Description-Behavior Mismatch

Medium
Confidence
93% confidence
Finding
The script exposes a broad set of Garmin health and wellness endpoints, including hydration, stress, respiration, SpO2, body composition, fitness age, and intraday heart rate, which materially exceeds the stated purpose of generating trail race roadbooks, training plans, and calendar sync. Over-collection of sensitive data increases privacy risk and attack surface, especially because these functions make bulk retrieval easy without any purpose limitation or minimization controls.

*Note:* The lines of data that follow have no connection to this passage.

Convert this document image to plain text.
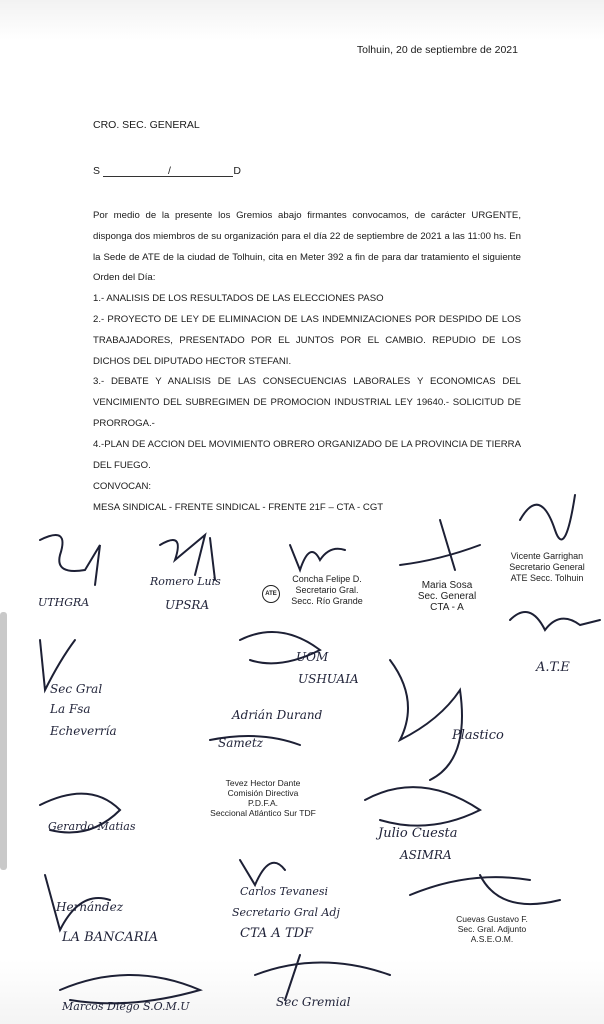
Tolhuin, 20 de septiembre de 2021
CRO. SEC. GENERAL
S	/	D

Por medio de la presente los Gremios abajo firmantes convocamos, de carácter URGENTE, disponga dos miembros de su organización para el día 22 de septiembre de 2021 a las 11:00 hs. En la Sede de ATE de la ciudad de Tolhuin, cita en Meter 392 a fin de para dar tratamiento el siguiente Orden del Día:

1.- ANALISIS DE LOS RESULTADOS DE LAS ELECCIONES PASO

2.- PROYECTO DE LEY DE ELIMINACION DE LAS INDEMNIZACIONES POR DESPIDO DE LOS TRABAJADORES, PRESENTADO POR EL JUNTOS POR EL CAMBIO. REPUDIO DE LOS DICHOS DEL DIPUTADO HECTOR STEFANI.

3.- DEBATE Y ANALISIS DE LAS CONSECUENCIAS LABORALES Y ECONOMICAS DEL VENCIMIENTO DEL SUBREGIMEN DE PROMOCION INDUSTRIAL LEY 19640.- SOLICITUD DE PRORROGA.-

4.-PLAN DE ACCION DEL MOVIMIENTO OBRERO ORGANIZADO DE LA PROVINCIA DE TIERRA DEL FUEGO.

CONVOCAN:
MESA SINDICAL - FRENTE SINDICAL - FRENTE 21F – CTA - CGT
Concha Felipe D.
Secretario Gral.
Secc. Río Grande
ATE
Maria Sosa
Sec. General
CTA - A
Vicente Garrighan
Secretario General
ATE Secc. Tolhuin
Tevez Hector Dante
Comisión Directiva
P.D.F.A.
Seccional Atlántico Sur TDF
Cuevas Gustavo F.
Sec. Gral. Adjunto
A.S.E.O.M.
UTHGRA
Romero Luis
UPSRA
A.T.E
Sec Gral
La Fsa
Echeverría
UOM
USHUAIA
Adrián Durand
Sametz	Plastico
Gerardo Matias	Julio Cuesta
ASIMRA
Hernández
LA BANCARIA
Carlos Tevanesi
Secretario Gral Adj
CTA A TDF
Marcos Diego S.O.M.U	Sec Gremial
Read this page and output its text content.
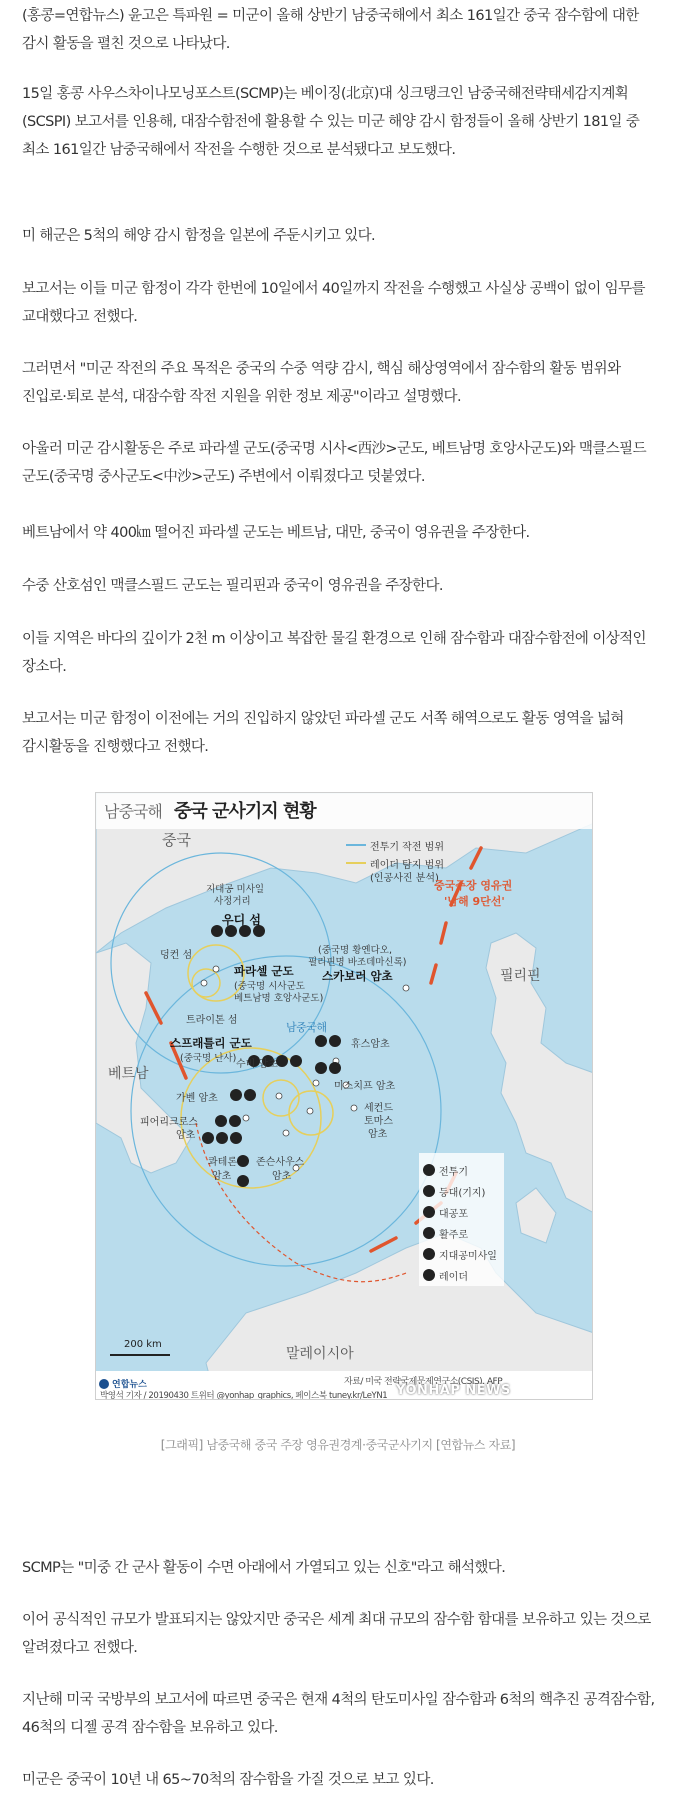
(홍콩=연합뉴스) 윤고은 특파원 = 미군이 올해 상반기 남중국해에서 최소 161일간 중국 잠수함에 대한 감시 활동을 펼친 것으로 나타났다.

15일 홍콩 사우스차이나모닝포스트(SCMP)는 베이징(北京)대 싱크탱크인 남중국해전략태세감지계획(SCSPI) 보고서를 인용해, 대잠수함전에 활용할 수 있는 미군 해양 감시 함정들이 올해 상반기 181일 중 최소 161일간 남중국해에서 작전을 수행한 것으로 분석됐다고 보도했다.

미 해군은 5척의 해양 감시 함정을 일본에 주둔시키고 있다.

보고서는 이들 미군 함정이 각각 한번에 10일에서 40일까지 작전을 수행했고 사실상 공백이 없이 임무를 교대했다고 전했다.

그러면서 "미군 작전의 주요 목적은 중국의 수중 역량 감시, 핵심 해상영역에서 잠수함의 활동 범위와 진입로·퇴로 분석, 대잠수함 작전 지원을 위한 정보 제공"이라고 설명했다.

아울러 미군 감시활동은 주로 파라셀 군도(중국명 시사<西沙>군도, 베트남명 호앙사군도)와 맥클스필드 군도(중국명 중사군도<中沙>군도) 주변에서 이뤄졌다고 덧붙였다.

베트남에서 약 400㎞ 떨어진 파라셀 군도는 베트남, 대만, 중국이 영유권을 주장한다.

수중 산호섬인 맥클스필드 군도는 필리핀과 중국이 영유권을 주장한다.

이들 지역은 바다의 깊이가 2천 m 이상이고 복잡한 물길 환경으로 인해 잠수함과 대잠수함전에 이상적인 장소다.

보고서는 미군 함정이 이전에는 거의 진입하지 않았던 파라셀 군도 서쪽 해역으로도 활동 영역을 넓혀 감시활동을 진행했다고 전했다.

남중국해 중국 군사기지 현황
중국
베트남
필리핀
말레이시아
남중국해
전투기 작전 범위
레이더 탐지 범위
(인공사진 분석)
중국주장 영유권
'남해 9단선'
지대공 미사일
사정거리
우디 섬
덩컨 섬
파라셀 군도
(중국명 시사군도
베트남명 호앙사군도)
트라이톤 섬
(중국명 황옌다오,
필리핀명 바조데마신록)
스카보러 암초
스프래틀리 군도
(중국명 난사)
수비 암초
휴스암초
미스치프 암초
가벤 암초
피어리크로스
암초
세컨드
토마스
암초
콰테론
암초
존슨사우스
암초	전투기
등대(기지)
대공포
활주로
지대공미사일
레이더
200 km
자료/ 미국 전략국제문제연구소(CSIS), AFP
연합뉴스
박영석 기자 / 20190430 트위터 @yonhap_graphics, 페이스북 tuney.kr/LeYN1 YONHAP NEWS
[그래픽] 남중국해 중국 주장 영유권경계·중국군사기지 [연합뉴스 자료]

SCMP는 "미중 간 군사 활동이 수면 아래에서 가열되고 있는 신호"라고 해석했다.

이어 공식적인 규모가 발표되지는 않았지만 중국은 세계 최대 규모의 잠수함 함대를 보유하고 있는 것으로 알려졌다고 전했다.

지난해 미국 국방부의 보고서에 따르면 중국은 현재 4척의 탄도미사일 잠수함과 6척의 핵추진 공격잠수함, 46척의 디젤 공격 잠수함을 보유하고 있다.

미군은 중국이 10년 내 65~70척의 잠수함을 가질 것으로 보고 있다.
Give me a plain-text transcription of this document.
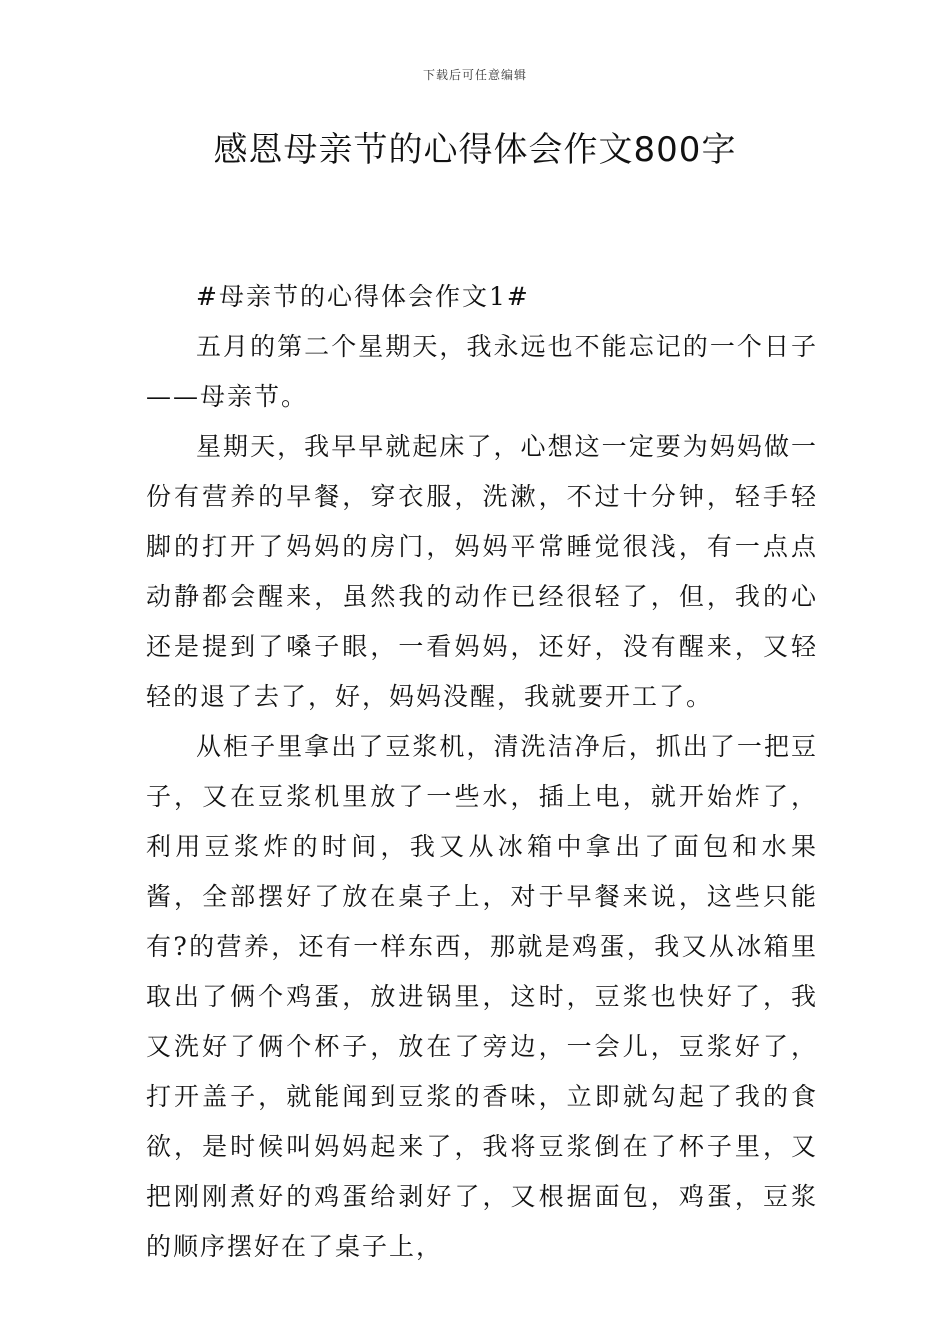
下载后可任意编辑
感恩母亲节的心得体会作文800字

#母亲节的心得体会作文1#

五月的第二个星期天，我永远也不能忘记的一个日子——母亲节。

星期天，我早早就起床了，心想这一定要为妈妈做一份有营养的早餐，穿衣服，洗漱，不过十分钟，轻手轻脚的打开了妈妈的房门，妈妈平常睡觉很浅，有一点点动静都会醒来，虽然我的动作已经很轻了，但，我的心还是提到了嗓子眼，一看妈妈，还好，没有醒来，又轻轻的退了去了，好，妈妈没醒，我就要开工了。

从柜子里拿出了豆浆机，清洗洁净后，抓出了一把豆子，又在豆浆机里放了一些水，插上电，就开始炸了，利用豆浆炸的时间，我又从冰箱中拿出了面包和水果酱，全部摆好了放在桌子上，对于早餐来说，这些只能有?的营养，还有一样东西，那就是鸡蛋，我又从冰箱里取出了俩个鸡蛋，放进锅里，这时，豆浆也快好了，我又洗好了俩个杯子，放在了旁边，一会儿，豆浆好了，打开盖子，就能闻到豆浆的香味，立即就勾起了我的食欲，是时候叫妈妈起来了，我将豆浆倒在了杯子里，又把刚刚煮好的鸡蛋给剥好了，又根据面包，鸡蛋，豆浆的顺序摆好在了桌子上，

Context-Inappropriate Capability

High
Confidence
96% confidence
Finding
The body composition function retrieves highly sensitive health data such as weight, body fat percentage, and muscle mass, which is not clearly necessary for producing a trail running roadmap or route book. This type of data can be misused for profiling or expose intimate health information if logged, exported, or accessed by other components.

Missing User Warnings

Medium
Confidence
88% confidence
Finding
The skill describes syncing training plans into the macOS/iOS system calendar, which modifies user data and may trigger OS permission prompts, but it does not present an explicit warning or confirmation step. This can lead to unintended calendar changes, duplicate events, or trust erosion because users are not clearly informed before a state-changing action occurs.

Missing User Warnings

Medium
Confidence
90% confidence
Finding
The workflow explicitly instructs generating calendar-sync code and then executing it, but omits a safety notice about system changes and permission use. Auto-executing generated integration code is risky because it crosses from analysis into action on the host system, potentially writing unwanted events or abusing automation privileges if the generated code is altered or incorrect.

Missing User Warnings

Medium
Confidence
94% confidence
Finding
The skill instructs users to provide Garmin email and password via config.json or environment variables and to run a login script, but gives no clear guidance on secure handling of those secrets. This is dangerous because credentials may be exposed in plaintext files, shell history, logs, process listings, or accidentally committed to source control, leading to account compromise and exposure of sensitive health data.

Missing User Warnings

Medium
Confidence
92% confidence
Finding
The script explicitly reads a Garmin account password from config.json when CLI arguments are absent, which encourages storage of long-lived credentials in a local file without any warning, validation of file permissions, or secure secret-management mechanism. Because this skill handles access to a fitness account and persists authentication tokens, compromise of the config file could expose both account credentials and downstream personal activity data; in this context, the issue is more dangerous because the skill automates login and calendar/training workflows around sensitive user data.

Missing User Warnings

Medium
Confidence
89% confidence
Finding
The module is designed to fetch highly sensitive health data such as sleep, HRV, heart rate, stress, and activities, then serialize the results directly to stdout as JSON. In an agent setting, stdout is commonly captured by orchestrators, logs, and other tools, so this creates a broad privacy leakage path without any visible warning, consent flow, or output minimization.

Missing User Warnings

Medium
Confidence
90% confidence
Finding
The CLI routes sensitive health metrics directly to JSON output with no privacy notice, sensitivity labeling, confirmation step, or output redaction. This creates a straightforward path for accidental disclosure through terminal history, logs, downstream tooling, or other agents consuming stdout.

Missing User Warnings

Medium
Confidence
92% confidence
Finding
The generated script will create calendar events through AppleScript without any explicit consent flow, warning, or preview step before modifying the user's calendar. In this skill's context, automatic calendar synchronization is a core feature, but silently performing system-level writes can still surprise users, create unwanted events, and normalize hidden side effects if race names or future inputs are reused in more dangerous ways.

VirusTotal

66/66 vendors flagged this skill as clean.